"I think the only two Frenchmen I have met are the
Marquis and that languid young man with the green tie, the Vicomte de
Bergillac, wasn't it?"
The Marquise watched her charge closely.
"Well," she said, "he is _comme il faut_, is he not? You find him more
elegant, more chic than your Englishmen, eh?"
Phyllis shook her head regretfully.
"To me," she admitted, "he seemed like an exceedingly precocious spoilt
child!"
"He is twenty-three," the Marquise declared.
Phyllis laughed softly.
"Well," she said, "I do not think that I shall amend my ideals for the
sake of the Vicomte de Bergillac!"
The Marquise looked at her doubtfully.
"Tell me, child," she said, "you mean, then, that of the two--your
English Sir George Duncombe and Henri--you would prefer Sir George?"
Phyllis looked at her with twinkling eyes.

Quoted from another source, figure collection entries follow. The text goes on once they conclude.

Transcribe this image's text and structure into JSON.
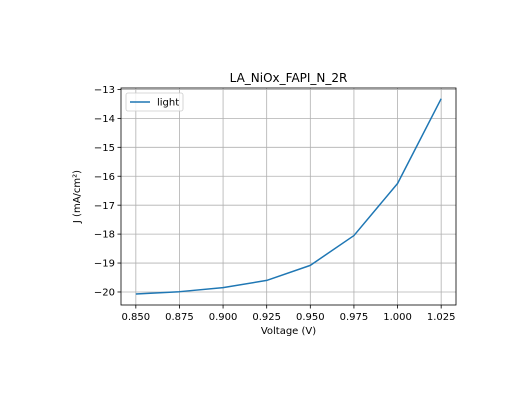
{
  "chart_data": {
    "type": "line",
    "title": "LA_NiOx_FAPI_N_2R",
    "xlabel": "Voltage (V)",
    "ylabel": "J (mA/cm²)",
    "xlim": [
      0.8415,
      1.0335
    ],
    "ylim": [
      -20.45,
      -12.95
    ],
    "xticks": [
      0.85,
      0.875,
      0.9,
      0.925,
      0.95,
      0.975,
      1.0,
      1.025
    ],
    "xtick_labels": [
      "0.850",
      "0.875",
      "0.900",
      "0.925",
      "0.950",
      "0.975",
      "1.000",
      "1.025"
    ],
    "yticks": [
      -20,
      -19,
      -18,
      -17,
      -16,
      -15,
      -14,
      -13
    ],
    "ytick_labels": [
      "−20",
      "−19",
      "−18",
      "−17",
      "−16",
      "−15",
      "−14",
      "−13"
    ],
    "grid": true,
    "legend_position": "top-left",
    "series": [
      {
        "name": "light",
        "color": "#1f77b4",
        "x": [
          0.85,
          0.875,
          0.9,
          0.925,
          0.95,
          0.975,
          1.0,
          1.025
        ],
        "y": [
          -20.07,
          -19.99,
          -19.85,
          -19.6,
          -19.08,
          -18.05,
          -16.25,
          -13.32
        ]
      }
    ]
  }
}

"You would really like to know?" she asked.
"Yes!"
"Sir George Duncombe--infinitely!"
The Marquise seemed to have recovered her good spirits.
"Come, little one," she said, "you lose color in the house. I will take
you for a drive!"
* * * * *
Andrew, conscious that he was being followed, sat down outside a cafe on
his way homewards, and bade his guide leave him for a little time.